Welcome to America's 2024 presidential race, where reality is up for grabs.

Provenance

Unlike earlier technologies such as Photoshop, verifying generative fakes through forensic analysis is extremely challenging. The obfuscated provenance grants bad actors plausible deniability and freedom to erode notions of objective truth. Even diligent individuals cannot realistically verify provenance of all generative content they encounter. This asymmetry enables misinformation even when generative content is not convincingly realistic upon close inspection.

In 2022, a deepfake video was created that appeared to show Ukrainian President Volodymyr Zelenskyy surrendering to Russian forces. The video was shared widely on social media, and it led to some people believing that Zelenskyy had actually surrendered. The obfuscated provenance of the video made it difficult to determine whether it was real or fake, and even diligent individuals would have had a hard time verifying its provenance. The ambiguity of the video's origin allowed it to circulate widely, even if some might find its authenticity questionable upon detailed viewing.

Diffusion

Once highly realistic fakes are produced by generative models, they can spread rapidly via social networks, messaging apps, and other digital platforms.

While this connects to the "Scale and Speed" section, it's crucial to look at this from a different perspective: Deepfakes are often designed to be emotionally engaging. They may show people doing or saying things that are shocking, scandalous, or otherwise attention-grabbing. This makes them more likely to be shared on social media, where people are constantly looking for new and interesting content. The more people who see a deepfake, the more likely it is that someone will believe it is real. Even though each individual fake may not fool careful scrutiny, at scale the sheer volume of diffusion can overwhelm efforts to track and counter misinformation. Virality gives generative fakes a reach and impact that are challenging to rein in once they are out "in the wild". Platforms already struggle with moderating simpler forms of misinformation – content created by GenAI raises the bar even higher.

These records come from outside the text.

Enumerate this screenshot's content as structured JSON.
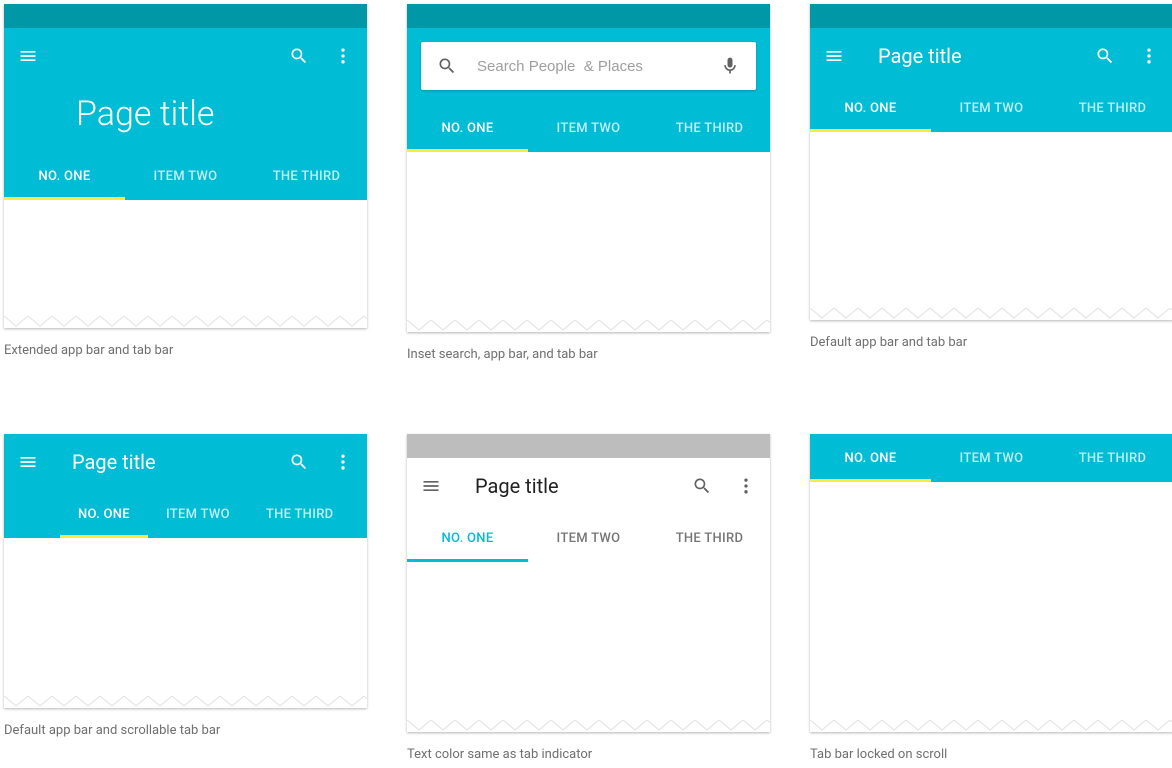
{
  "colors": {
    "primary": "#00bcd4",
    "primaryDark": "#0097a7",
    "accent": "#ffeb3b",
    "textOnPrimary": "#ffffff"
  },
  "tabs": [
    "NO. ONE",
    "ITEM TWO",
    "THE THIRD"
  ],
  "cards": [
    {
      "id": "extended",
      "title": "Page title",
      "caption": "Extended app bar and tab bar"
    },
    {
      "id": "inset-search",
      "searchPlaceholder": "Search People  & Places",
      "caption": "Inset search, app bar, and tab bar"
    },
    {
      "id": "default",
      "title": "Page title",
      "caption": "Default app bar and tab bar"
    },
    {
      "id": "scrollable",
      "title": "Page title",
      "caption": "Default app bar and scrollable tab bar"
    },
    {
      "id": "text-indicator",
      "title": "Page title",
      "caption": "Text color same as tab indicator"
    },
    {
      "id": "locked",
      "caption": "Tab bar locked on scroll"
    }
  ]
}
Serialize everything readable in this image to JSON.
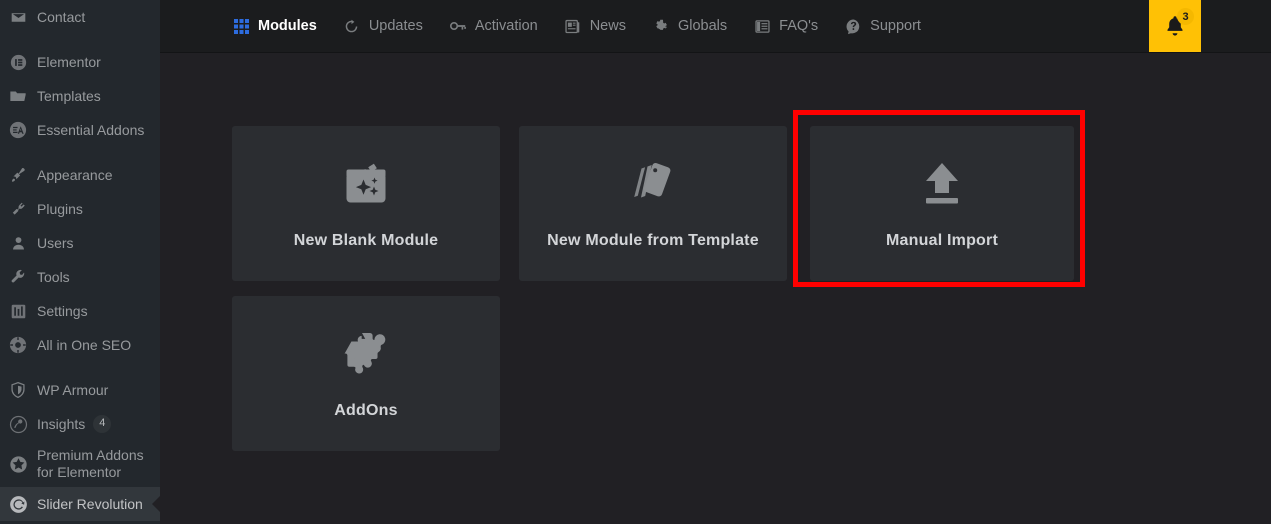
{
  "sidebar": {
    "items": [
      {
        "label": "Contact",
        "icon": "mail-icon",
        "gap_after": true,
        "active": false
      },
      {
        "label": "Elementor",
        "icon": "elementor-icon",
        "gap_after": false,
        "active": false
      },
      {
        "label": "Templates",
        "icon": "folder-icon",
        "gap_after": false,
        "active": false
      },
      {
        "label": "Essential Addons",
        "icon": "essential-addons-icon",
        "gap_after": true,
        "active": false
      },
      {
        "label": "Appearance",
        "icon": "paintbrush-icon",
        "gap_after": false,
        "active": false
      },
      {
        "label": "Plugins",
        "icon": "plug-icon",
        "gap_after": false,
        "active": false
      },
      {
        "label": "Users",
        "icon": "user-icon",
        "gap_after": false,
        "active": false
      },
      {
        "label": "Tools",
        "icon": "wrench-icon",
        "gap_after": false,
        "active": false
      },
      {
        "label": "Settings",
        "icon": "sliders-icon",
        "gap_after": false,
        "active": false
      },
      {
        "label": "All in One SEO",
        "icon": "aioseo-icon",
        "gap_after": true,
        "active": false
      },
      {
        "label": "WP Armour",
        "icon": "shield-icon",
        "gap_after": false,
        "active": false
      },
      {
        "label": "Insights",
        "icon": "insights-icon",
        "badge": "4",
        "gap_after": false,
        "active": false
      },
      {
        "label": "Premium Addons for Elementor",
        "icon": "star-badge-icon",
        "two_line": true,
        "gap_after": false,
        "active": false
      },
      {
        "label": "Slider Revolution",
        "icon": "slider-revolution-icon",
        "gap_after": false,
        "active": true
      }
    ]
  },
  "topnav": {
    "items": [
      {
        "label": "Modules",
        "icon": "grid-icon",
        "active": true
      },
      {
        "label": "Updates",
        "icon": "refresh-icon",
        "active": false
      },
      {
        "label": "Activation",
        "icon": "key-icon",
        "active": false
      },
      {
        "label": "News",
        "icon": "newspaper-icon",
        "active": false
      },
      {
        "label": "Globals",
        "icon": "gear-icon",
        "active": false
      },
      {
        "label": "FAQ's",
        "icon": "book-icon",
        "active": false
      },
      {
        "label": "Support",
        "icon": "question-icon",
        "active": false
      }
    ],
    "notifications": {
      "icon": "bell-icon",
      "count": "3",
      "background_color": "#ffc105"
    }
  },
  "content": {
    "cards": [
      {
        "label": "New Blank Module",
        "icon": "film-slate-sparkle-icon",
        "highlighted": false
      },
      {
        "label": "New Module from Template",
        "icon": "template-cards-icon",
        "highlighted": false
      },
      {
        "label": "Manual Import",
        "icon": "upload-icon",
        "highlighted": true
      },
      {
        "label": "AddOns",
        "icon": "puzzle-piece-icon",
        "highlighted": false
      }
    ]
  },
  "theme": {
    "page_background": "#212024",
    "card_background": "#2b2d31",
    "sidebar_background": "#23282d",
    "topnav_background": "#1b1c1e",
    "accent_blue": "#2d6cdf",
    "highlight_red": "#ff0000",
    "notify_yellow": "#ffc105"
  }
}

To give a concrete example: In March 2023, an AI-generated photo of Pope Francis went viral on social media with one tweet amassing nearly 21 million views – it even received the nickname "Balenciaga Pope". According to the New York Post the artist who created the image did not enjoy the publicity at all, quite the opposite:

Pablo Xavier, the AI artist who allegedly generated the image, claimed that he "didn't want it [the pictures] to blow up like that" and admitted it's "definitely scary" that "people are running with it and thought it was real without questioning it."


Conclusion

These unprecedented capabilities – scale & speed, personalisation, obfuscated provenance, and diffusion – fundamentally transform the nature of misinformation in a way that demands urgent debate. How do we deal with a technology that enables gaslighting people en masse and destroying consensus reality? What governance is needed to maintain trust and truth in online discourse? Can we rein in harmful applications of Genai while nurturing beneficial ones? There are no easy answers, but having earnest discussions now is critical to steer this technology toward ethical outcomes.

The stakes could not be higher when it comes to preserving human agency, dignity, and our shared reality in an AI-driven world. As generative models become more powerful and accessible, we need ethical guardrails and smart governance to prevent dystopian outcomes. There is urgency to act quickly and thoughtfully – before hypothetical risks become reality through automation and diffusion of AI manipulation. The window to shape the future of GenAI in a just, beneficial direction is now.